Nineteen new sites in 13 countries were added to the network last week by the International Co-ordinating Council of UNESCO’s Man and the Biosphere (MAB) Programme meeting at UNESCO Headquarters in Paris.

flowers

Valley of the Flowers in northern India is part of one of the 19 new UNESCO biosphere reserves. (Photo courtesy Tourist Places in India)
The World Network of Biosphere Reserves now covers 459 sites in 97 countries. Biosphere reserves are places recognized by the Man and the Biosphere Programme where local communities are actively involved in governance and management, research, education, training and monitoring in the interests of both sustainable use and biodiversity conservation.

They are internationally recognized, nominated by national governments and remain under sovereign jurisdiction of the states where they are located.

Each biosphere reserve is intended to fulfil three basic functions, which are complementary and mutually reinforcing - to contribute to the conservation of landscapes, ecosystems, species and genetic variation; to foster economic and human development which is socio-culturally and ecologically sustainable; and to provide support for research, monitoring, education and information exchange related to local, national and global issues of conservation and development.

At its meetings, the Council elects a chairman and five vice-chairmen to form the MAB Bureau. This Bureau meets between Council sessions to decide on nominations for biosphere reserve designations, and to review reports from expert working groups and ad hoc committees established by the Council.

For 2004-2005 the MAB Bureau Chairman is Gonzalo Halffter Salas of Mexico, an animal ecologist in Veracruz.

Salas

Gonzalo Halffter Salas of Mexico chairs the MAB Bureau. (Photo courtesy UNESCO)
At last week's meeting the Bureau examined the case of the Dunaisky Biosphere Reserve in Ukraine, part of the Danube Delta Transboundary Biosphere Reserve with Romania. Ukranian construction of a navigation canal across the reserve to the Black Sea has been the cause of controversy and has been criticized by governments, NGOs, and the normally reticent Ramsar Secretariat, which is the caretaker of wetlands of international importance.

The Council expressed concern over the way in which the zones have been changed without local, national or international consultations, and encouraged the Ukrainian authorities to increase bilateral discussions with Romania, its partner in the transboundary biosphere reserve.

The MAB Bureau is to make a decision on this issue after November 20, when Ukraine will have submitted its official final zoning for the Biosphere Reserve.

Also, last week UNESCO Director-General Koïchiro Matsuura and Italian officials signed the first cooperation agreement between UNESCO and one of its member states for emergency heritage operations.

The partnership established between UNESCO and Italy will provide expertise in damage and needs assessment and in the drawing up of action plans.
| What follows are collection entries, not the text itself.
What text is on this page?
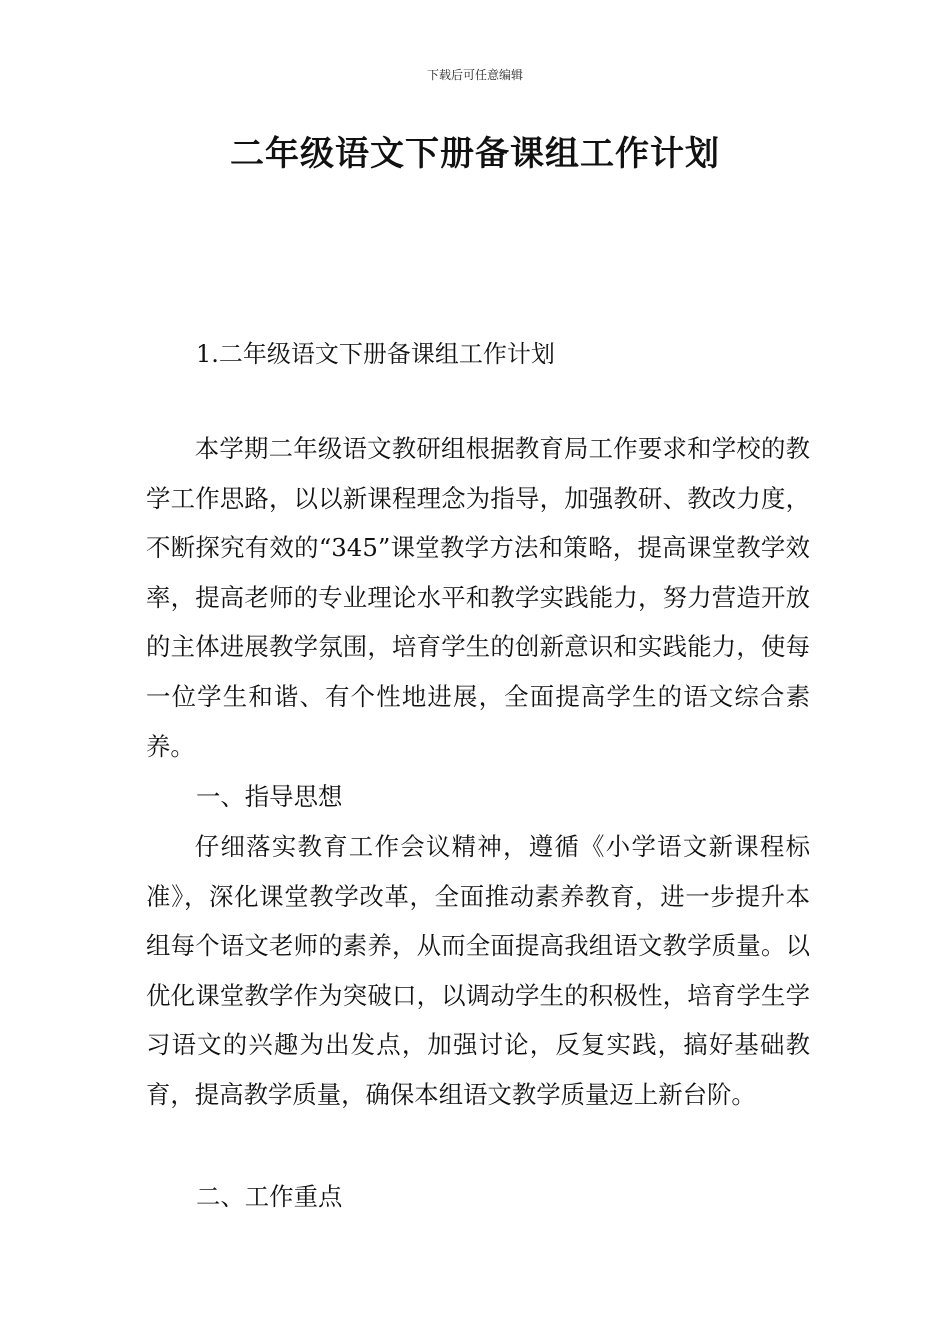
下载后可任意编辑
二年级语文下册备课组工作计划
1.二年级语文下册备课组工作计划

本学期二年级语文教研组根据教育局工作要求和学校的教学工作思路，以以新课程理念为指导，加强教研、教改力度，不断探究有效的“345”课堂教学方法和策略，提高课堂教学效率，提高老师的专业理论水平和教学实践能力，努力营造开放的主体进展教学氛围，培育学生的创新意识和实践能力，使每一位学生和谐、有个性地进展，全面提高学生的语文综合素养。

一、指导思想

仔细落实教育工作会议精神，遵循《小学语文新课程标准》，深化课堂教学改革，全面推动素养教育，进一步提升本组每个语文老师的素养，从而全面提高我组语文教学质量。以优化课堂教学作为突破口，以调动学生的积极性，培育学生学习语文的兴趣为出发点，加强讨论，反复实践，搞好基础教育，提高教学质量，确保本组语文教学质量迈上新台阶。

二、工作重点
It will rely on an informal group of experts, named by the Italian government with UNESCO’s approval, to respond to specific emergencies.
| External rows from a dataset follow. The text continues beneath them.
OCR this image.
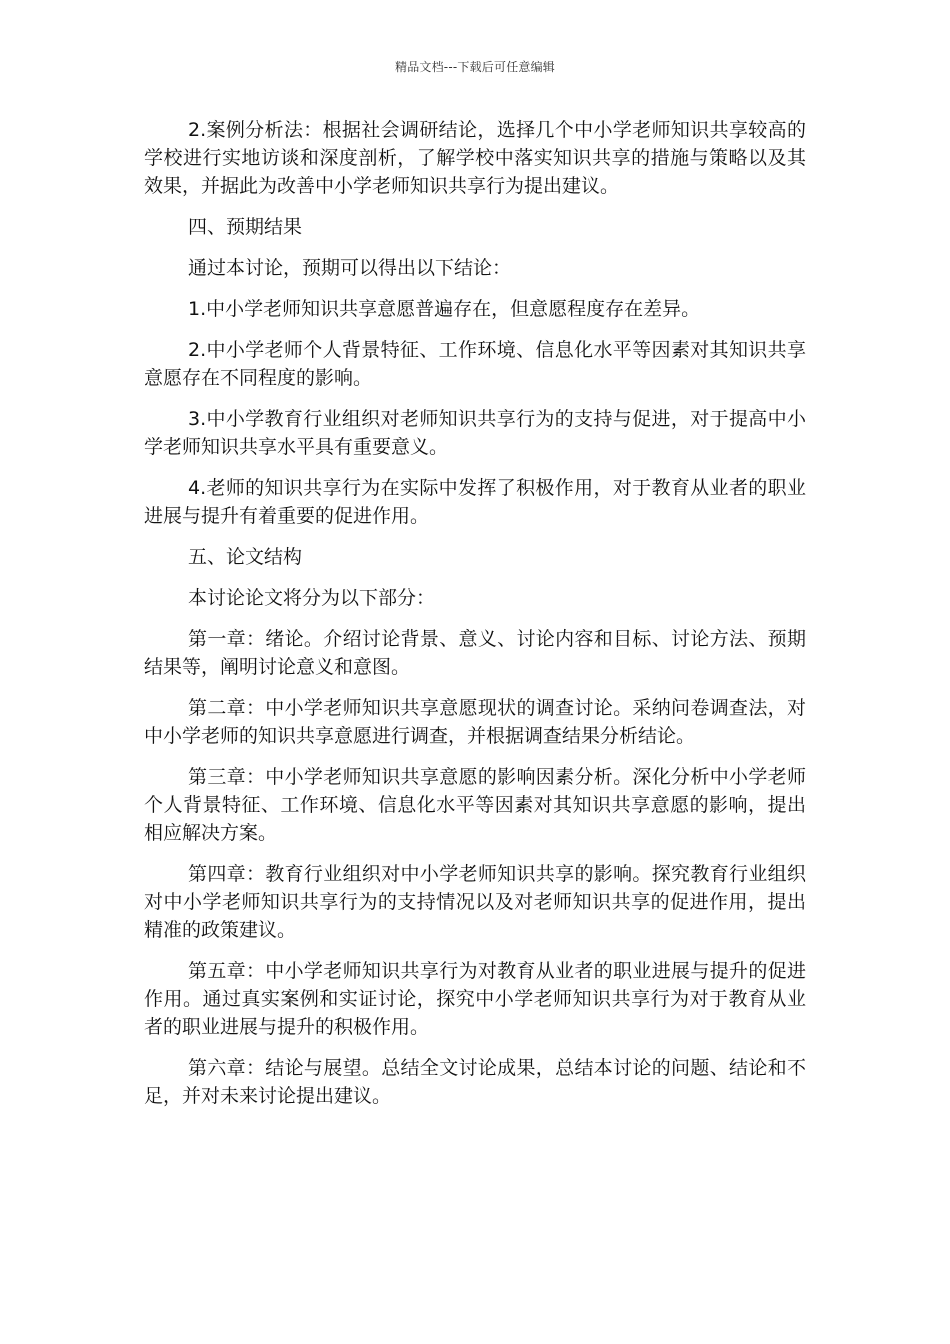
精品文档---下载后可任意编辑

2.案例分析法：根据社会调研结论，选择几个中小学老师知识共享较高的学校进行实地访谈和深度剖析，了解学校中落实知识共享的措施与策略以及其效果，并据此为改善中小学老师知识共享行为提出建议。

四、预期结果

通过本讨论，预期可以得出以下结论：

1.中小学老师知识共享意愿普遍存在，但意愿程度存在差异。

2.中小学老师个人背景特征、工作环境、信息化水平等因素对其知识共享意愿存在不同程度的影响。

3.中小学教育行业组织对老师知识共享行为的支持与促进，对于提高中小学老师知识共享水平具有重要意义。

4.老师的知识共享行为在实际中发挥了积极作用，对于教育从业者的职业进展与提升有着重要的促进作用。

五、论文结构

本讨论论文将分为以下部分：

第一章：绪论。介绍讨论背景、意义、讨论内容和目标、讨论方法、预期结果等，阐明讨论意义和意图。

第二章：中小学老师知识共享意愿现状的调查讨论。采纳问卷调查法，对中小学老师的知识共享意愿进行调查，并根据调查结果分析结论。

第三章：中小学老师知识共享意愿的影响因素分析。深化分析中小学老师个人背景特征、工作环境、信息化水平等因素对其知识共享意愿的影响，提出相应解决方案。

第四章：教育行业组织对中小学老师知识共享的影响。探究教育行业组织对中小学老师知识共享行为的支持情况以及对老师知识共享的促进作用，提出精准的政策建议。

第五章：中小学老师知识共享行为对教育从业者的职业进展与提升的促进作用。通过真实案例和实证讨论，探究中小学老师知识共享行为对于教育从业者的职业进展与提升的积极作用。

第六章：结论与展望。总结全文讨论成果，总结本讨论的问题、结论和不足，并对未来讨论提出建议。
For example, a project to stabilize the fifth minaret of Herat in Afghanistan, drawn up by Giorgio Macchi, was successfully completed in October 2003. The minaret would have collapsed within weeks were it not for the rapid intervention of UNESCO and Italy. Macchi is also a scientific advisor for a similar project to preserve Afghanistan's minaret of Jam and is a member of the scientific committee safeguarding Italy's Leaning Tower of Pisa.

Herat

The fifth minaret, on the left, was in danger of falling. The Soviets used it for target practice in the 1980s. Nine minarets stood at the turn of the 20th century. Three collapsed in earthquakes. A fourth was toppled during the Soviet occupation of Afghanistan. (Photo courtesy Radio Free Europe)
"Unfortunately we live in a world that is not safe from destruction caused by nature or mankind,” said Matsuura, emphasizing that “UNESCO’s mission is to prevent destruction, and also to provide reconstruction assistance and, increasingly, to intervene in emergencies.”
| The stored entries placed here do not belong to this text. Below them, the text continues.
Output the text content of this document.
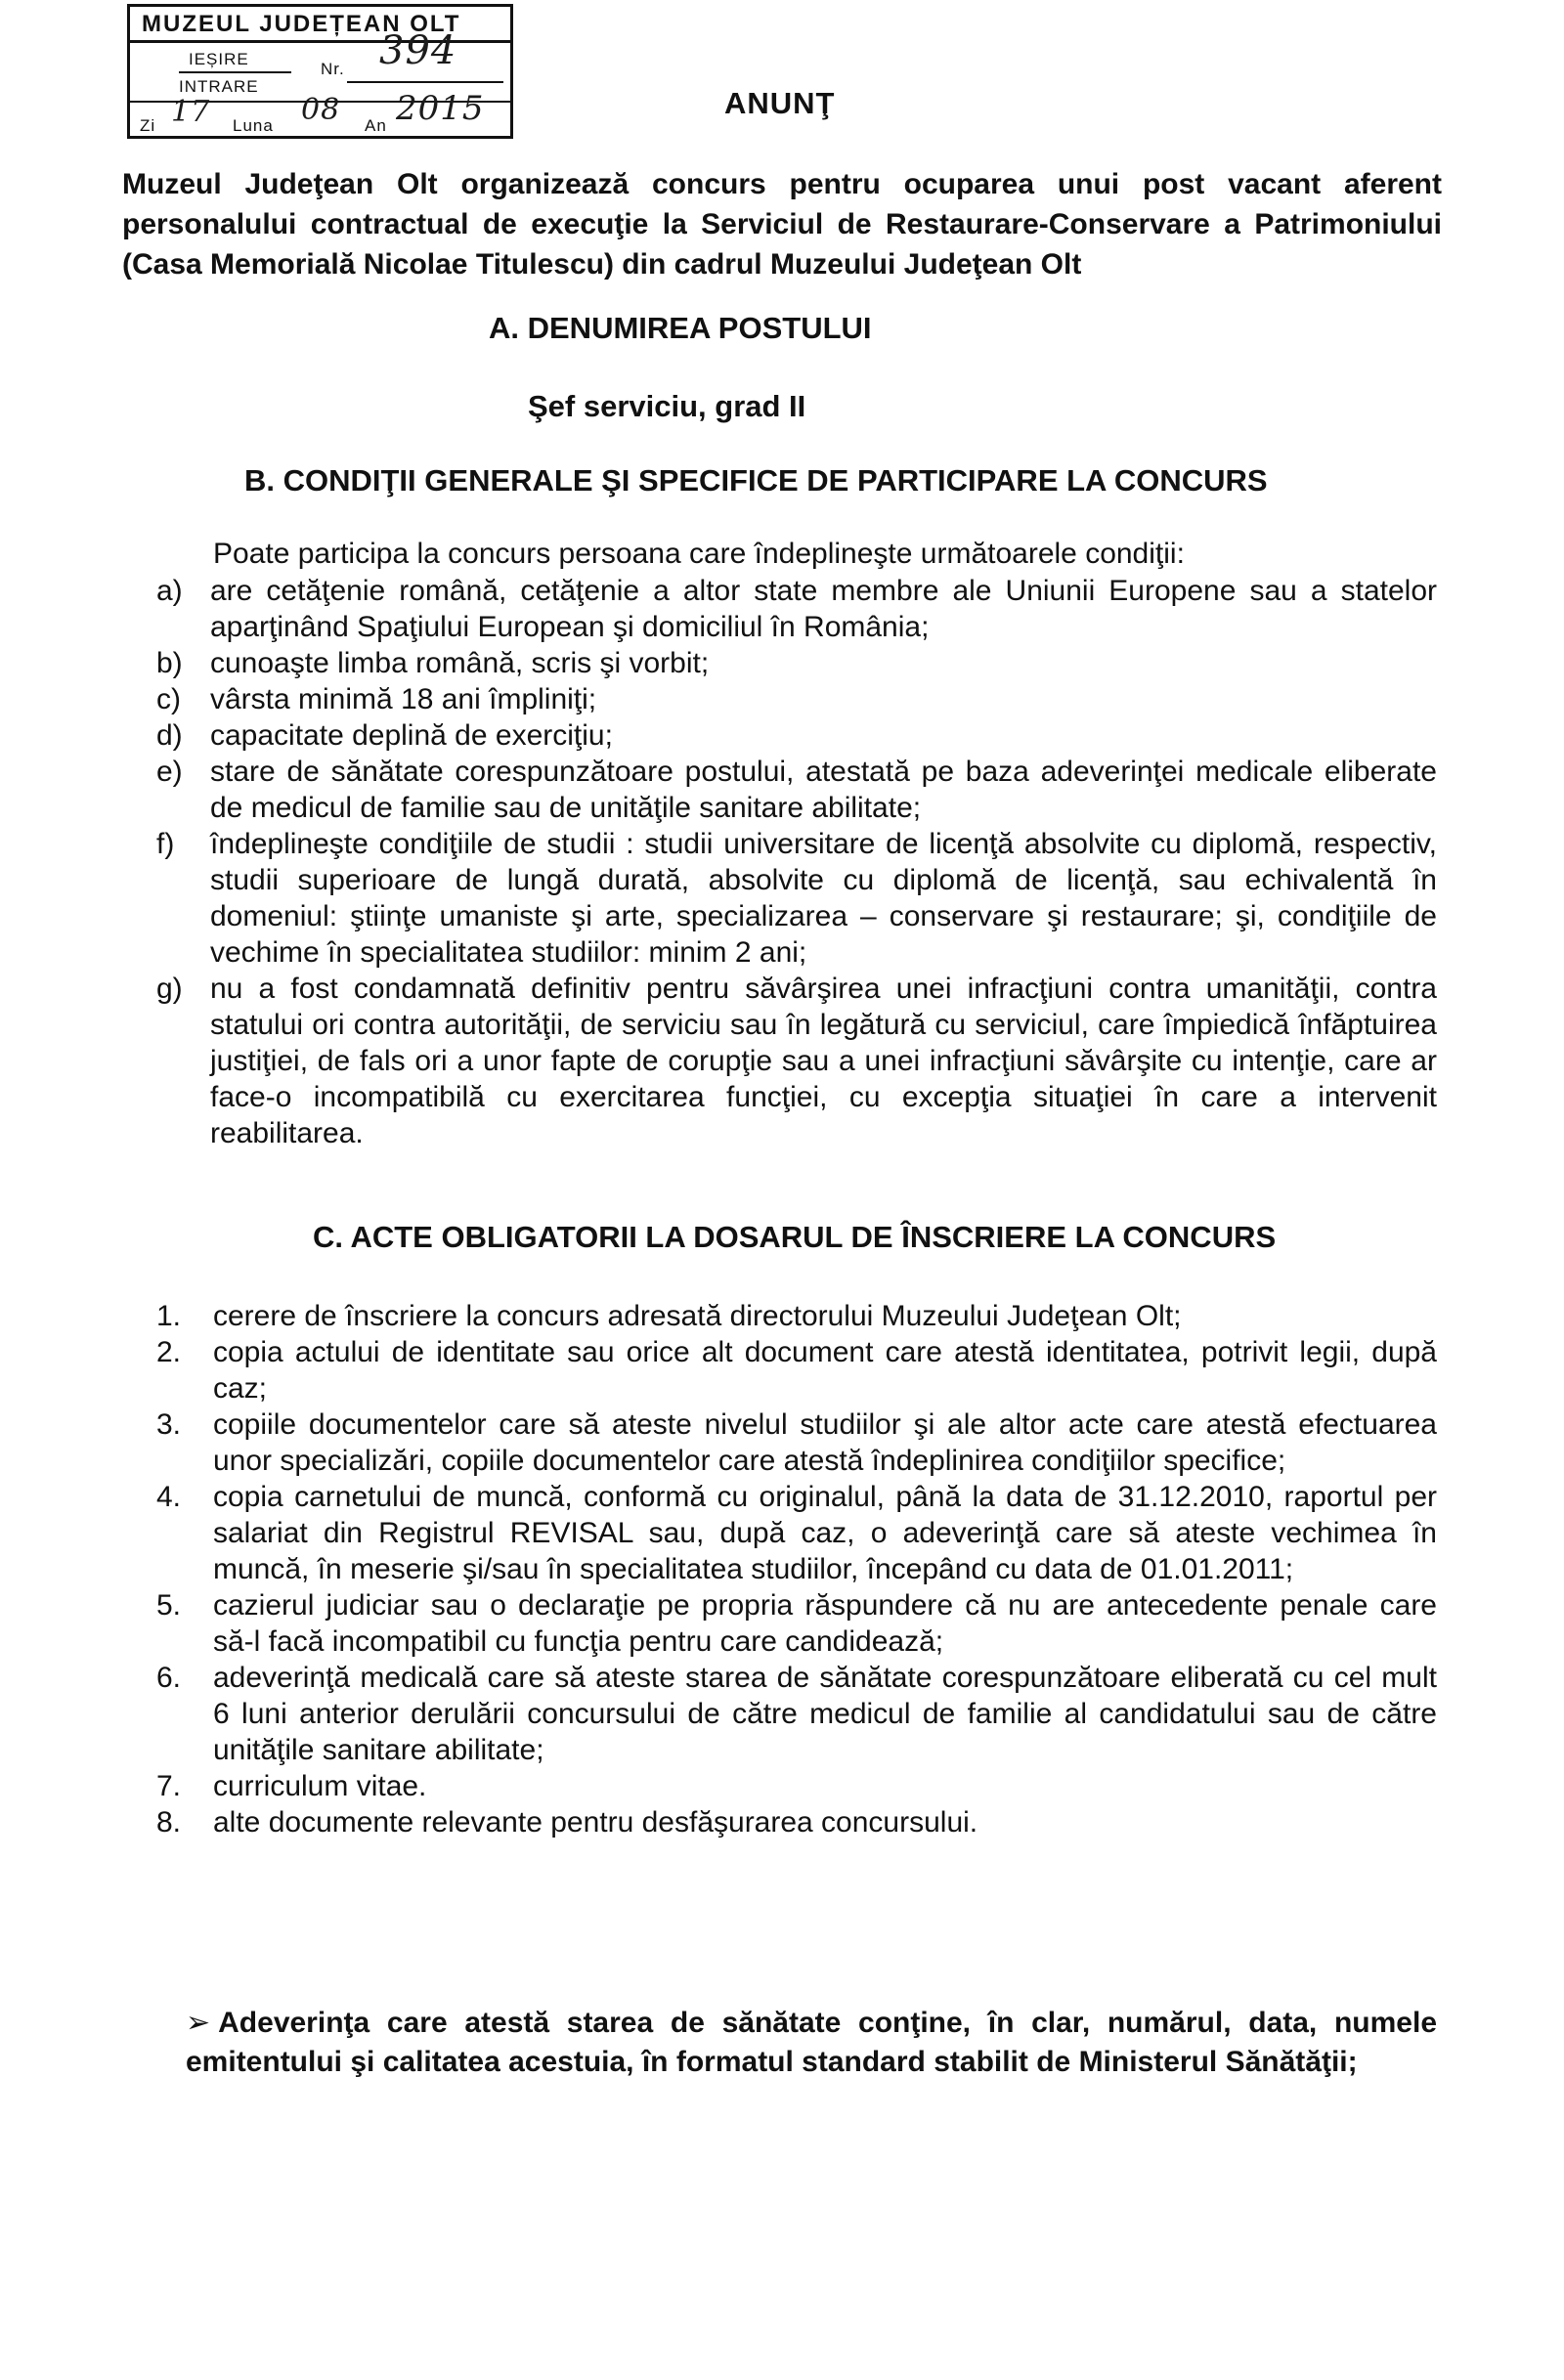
MUZEUL JUDEȚEAN OLT
IEȘIRE
INTRARE
Nr. 394
Zi 17 Luna 08 An 2015	ANUNŢ
Muzeul Judeţean Olt organizează concurs pentru ocuparea unui post vacant aferent personalului contractual de execuţie la Serviciul de Restaurare-Conservare a Patrimoniului (Casa Memorială Nicolae Titulescu) din cadrul Muzeului Judeţean Olt
A. DENUMIREA POSTULUI
Şef serviciu, grad II
B. CONDIŢII GENERALE ŞI SPECIFICE DE PARTICIPARE LA CONCURS
Poate participa la concurs persoana care îndeplineşte următoarele condiţii:
a) are cetăţenie română, cetăţenie a altor state membre ale Uniunii Europene sau a statelor aparţinând Spaţiului European şi domiciliul în România;
b) cunoaşte limba română, scris şi vorbit;
c)	vârsta minimă 18 ani împliniţi;
d) capacitate deplină de exerciţiu;
e) stare de sănătate corespunzătoare postului, atestată pe baza adeverinţei medicale eliberate de medicul de familie sau de unităţile sanitare abilitate;
f)	îndeplineşte condiţiile de studii : studii universitare de licenţă absolvite cu diplomă, respectiv, studii superioare de lungă durată, absolvite cu diplomă de licenţă, sau echivalentă în domeniul: ştiinţe umaniste şi arte, specializarea – conservare şi restaurare; şi, condiţiile de vechime în specialitatea studiilor: minim 2 ani;
g) nu a fost condamnată definitiv pentru săvârşirea unei infracţiuni contra umanităţii, contra statului ori contra autorităţii, de serviciu sau în legătură cu serviciul, care împiedică înfăptuirea justiţiei, de fals ori a unor fapte de corupţie sau a unei infracţiuni săvârşite cu intenţie, care ar face-o incompatibilă cu exercitarea funcţiei, cu excepţia situaţiei în care a intervenit reabilitarea.
C. ACTE OBLIGATORII LA DOSARUL DE ÎNSCRIERE LA CONCURS
1.	cerere de înscriere la concurs adresată directorului Muzeului Judeţean Olt;
2.	copia actului de identitate sau orice alt document care atestă identitatea, potrivit legii, după caz;
3.	copiile documentelor care să ateste nivelul studiilor şi ale altor acte care atestă efectuarea unor specializări, copiile documentelor care atestă îndeplinirea condiţiilor specifice;
4.	copia carnetului de muncă, conformă cu originalul, până la data de 31.12.2010, raportul per salariat din Registrul REVISAL sau, după caz, o adeverinţă care să ateste vechimea în muncă, în meserie şi/sau în specialitatea studiilor, începând cu data de 01.01.2011;
5.	cazierul judiciar sau o declaraţie pe propria răspundere că nu are antecedente penale care să-l facă incompatibil cu funcţia pentru care candidează;
6.	adeverinţă medicală care să ateste starea de sănătate corespunzătoare eliberată cu cel mult 6 luni anterior derulării concursului de către medicul de familie al candidatului sau de către unităţile sanitare abilitate;
7.	curriculum vitae.
8.	alte documente relevante pentru desfăşurarea concursului.
➢ Adeverinţa care atestă starea de sănătate conţine, în clar, numărul, data, numele emitentului şi calitatea acestuia, în formatul standard stabilit de Ministerul Sănătăţii;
“The shared experience of UNESCO and Italy in Afghanistan, Iran, Iraq, Egypt and in North Africa is the basis upon which the new agreement was built," said Italian Culture Minister Giuliano Urbani, who signed the pact. It has showed us that, the better we prepare, the better we are able to join forces and respond to the expectations of countries affected by conflict or natural catastrophe."

The new Man and the Biosphere Reserves include two sites in Algeria, two sites in China, three sites in Russia, and two sites in Vietnam. In total, there are 19 new sites and one expanded site.